Bei der technischen Umsetzung sollten Sie auf den Server-Side-Flow setzen, damit Access-Tokens und Nutzerdaten niemals direkt im Browser des Clients verarbeitet werden. Achten Sie darauf, dass Ihr OAuth2-Provider eine strikte TLS-Verschlüsselung verwendet und die Server in der EU oder einem Land mit angemessenem Datenschutzniveau stehen. Prüfen Sie die Datenschutzeinstellungen des Providers: Fordern Sie nur die minimalen Scopes an (z.B. E-Mail-Adresse, Name) und fragen Sie nicht nach unnötigen Berechtigungen. Nutzen Sie zudem einen etablierten Provider, der Standardvertragsklauseln mit Subunternehmern abgeschlossen hat. Für den deutschen Markt bieten sich auch lokale Identitätsanbieter an, die eine DSGVO-konforme Verarbeitung von vornherein garantieren.
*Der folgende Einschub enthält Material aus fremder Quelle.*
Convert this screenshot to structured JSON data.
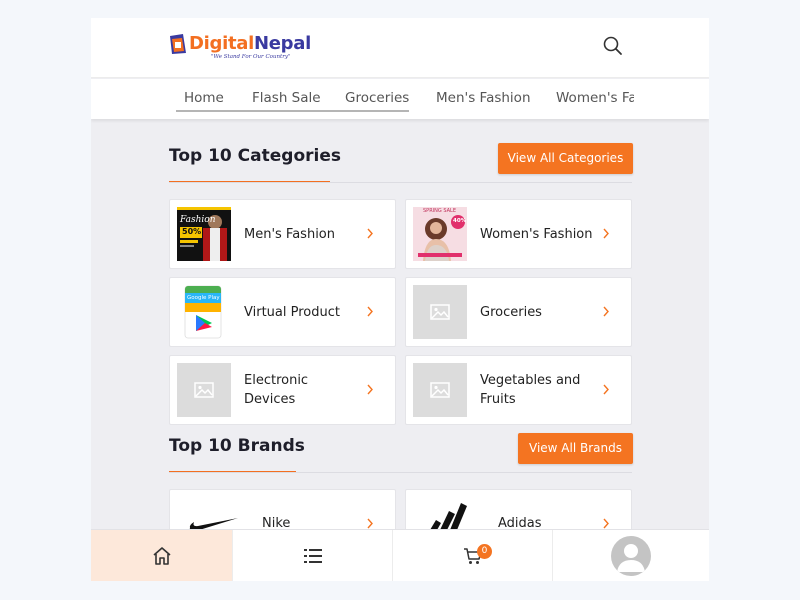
{
  "header": {
    "logo": {
      "word1": "Digital",
      "word2": "Nepal",
      "tagline": "\"We Stand For Our Country\""
    }
  },
  "nav": {
    "items": [
      "Home",
      "Flash Sale",
      "Groceries",
      "Men's Fashion",
      "Women's Fashion"
    ]
  },
  "categories": {
    "title": "Top 10 Categories",
    "view_all_label": "View All Categories",
    "items": [
      {
        "label": "Men's Fashion"
      },
      {
        "label": "Women's Fashion"
      },
      {
        "label": "Virtual Product"
      },
      {
        "label": "Groceries"
      },
      {
        "label": "Electronic Devices"
      },
      {
        "label": "Vegetables and Fruits"
      }
    ],
    "thumb_text": {
      "mens_title": "Fashion",
      "mens_discount": "50%",
      "womens_banner": "SPRING SALE",
      "womens_discount": "40%",
      "google_play": "Google Play"
    }
  },
  "brands": {
    "title": "Top 10 Brands",
    "view_all_label": "View All Brands",
    "items": [
      {
        "label": "Nike"
      },
      {
        "label": "Adidas"
      }
    ]
  },
  "bottom_nav": {
    "cart_count": "0",
    "icons": [
      "home-icon",
      "list-icon",
      "cart-icon",
      "avatar"
    ]
  },
  "colors": {
    "accent": "#f47421",
    "brand_blue": "#3a3aa0",
    "page_bg": "#eeeef2"
  }
}
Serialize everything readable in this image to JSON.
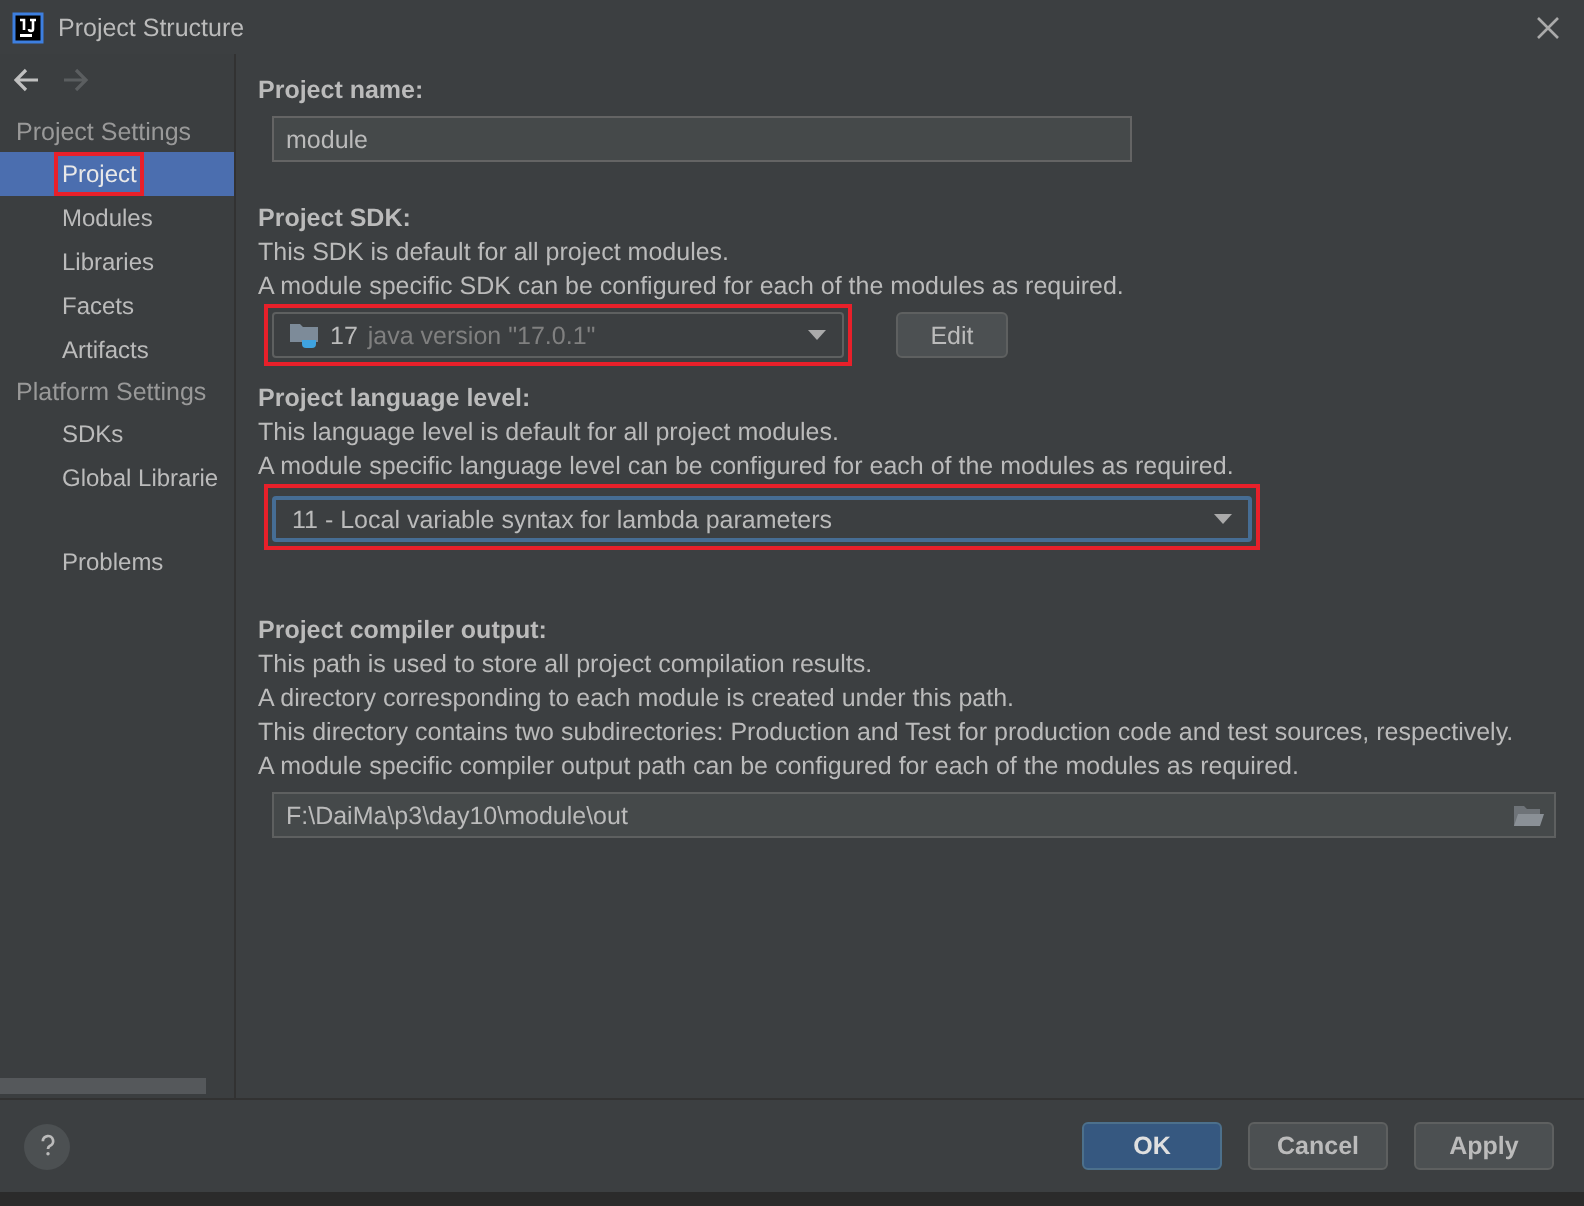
{
  "window": {
    "title": "Project Structure"
  },
  "navigation": [
    {
      "kind": "back",
      "disabled": false
    },
    {
      "kind": "forward",
      "disabled": true
    }
  ],
  "sidebar": {
    "groups": [
      {
        "title": "Project Settings",
        "items": [
          {
            "label": "Project",
            "selected": true,
            "highlighted": true
          },
          {
            "label": "Modules",
            "selected": false,
            "highlighted": false
          },
          {
            "label": "Libraries",
            "selected": false,
            "highlighted": false
          },
          {
            "label": "Facets",
            "selected": false,
            "highlighted": false
          },
          {
            "label": "Artifacts",
            "selected": false,
            "highlighted": false
          }
        ]
      },
      {
        "title": "Platform Settings",
        "items": [
          {
            "label": "SDKs",
            "selected": false,
            "highlighted": false
          },
          {
            "label": "Global Librarie",
            "selected": false,
            "highlighted": false
          }
        ]
      },
      {
        "items": [
          {
            "label": "Problems",
            "selected": false,
            "highlighted": false
          }
        ]
      }
    ]
  },
  "sections": [
    {
      "kind": "text",
      "label": "Project name:",
      "value": "module"
    },
    {
      "kind": "sdk",
      "label": "Project SDK:",
      "description": [
        "This SDK is default for all project modules.",
        "A module specific SDK can be configured for each of the modules as required."
      ],
      "version": "17",
      "detail": "java version \"17.0.1\"",
      "button": "Edit",
      "highlighted": true
    },
    {
      "kind": "combo",
      "label": "Project language level:",
      "description": [
        "This language level is default for all project modules.",
        "A module specific language level can be configured for each of the modules as required."
      ],
      "value": "11 - Local variable syntax for lambda parameters",
      "focused": true,
      "highlighted": true
    },
    {
      "kind": "path",
      "label": "Project compiler output:",
      "description": [
        "This path is used to store all project compilation results.",
        "A directory corresponding to each module is created under this path.",
        "This directory contains two subdirectories: Production and Test for production code and test sources, respectively.",
        "A module specific compiler output path can be configured for each of the modules as required."
      ],
      "value": "F:\\DaiMa\\p3\\day10\\module\\out"
    }
  ],
  "buttons": [
    {
      "label": "OK",
      "default": true
    },
    {
      "label": "Cancel",
      "default": false
    },
    {
      "label": "Apply",
      "default": false
    }
  ]
}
Führen Sie ein Verarbeitungsverzeichnis nach Art. 30 DSGVO, in dem die Datenübermittlung an den Provider dokumentiert wird.

Checkliste für den Einsatz von Social Login im deutschen Mittelstand

Bevor Sie Social Login einführen, stehen Sie vor einigen Hausaufgaben. Erstellen Sie eine Liste aller Daten, die der Provider erhält, und prüfen Sie, ob diese für den Zweck erforderlich sind. Holen Sie die ausdrückliche Einwilligung der Nutzer ein, bevor Sie sie zu Ihrem Identitätsanbieter weiterleiten. Setzen Sie doppelte Opt-in-Verfahren ein, wenn Sie zusätzlich personenbezogene Daten für Marketing nutzen möchten. Aktualisieren Sie Ihre Datenschutzerklärung mit einem Abschnitt zu Social Login, inklusive der Erklärung, wohin Daten übertragen werden. Benennen Sie einen betrieblichen Datenschutzbeauftragten, wenn die gesetzlichen Voraussetzungen vorliegen. Schaffen Sie außerdem eine einfache Möglichkeit für Nutzer, ihre Einwilligung zu widerrufen und Konten zu löschen. Mit dieser Checkliste stellen Sie sicher, dass Ihr Angebot den deutschen und europäischen Datenschutzanforderungen entspricht.

FAQ

Ja, aktuell (2026) gibt es einen Angemessenheitsbeschluss der EU-Kommission für das UK. Die Übermittlung personenbezogener Daten an britische OAuth2-Provider ist damit grundsätzlich zulässig. Allerdings ist der Beschluss befristet und könnte künftig angepasst werden. Unternehmen sollten regelmäßig prüfen, ob die Bedingungen noch gelten, und vorausschauend Standardvertragsklauseln zusätzlich vorbereiten.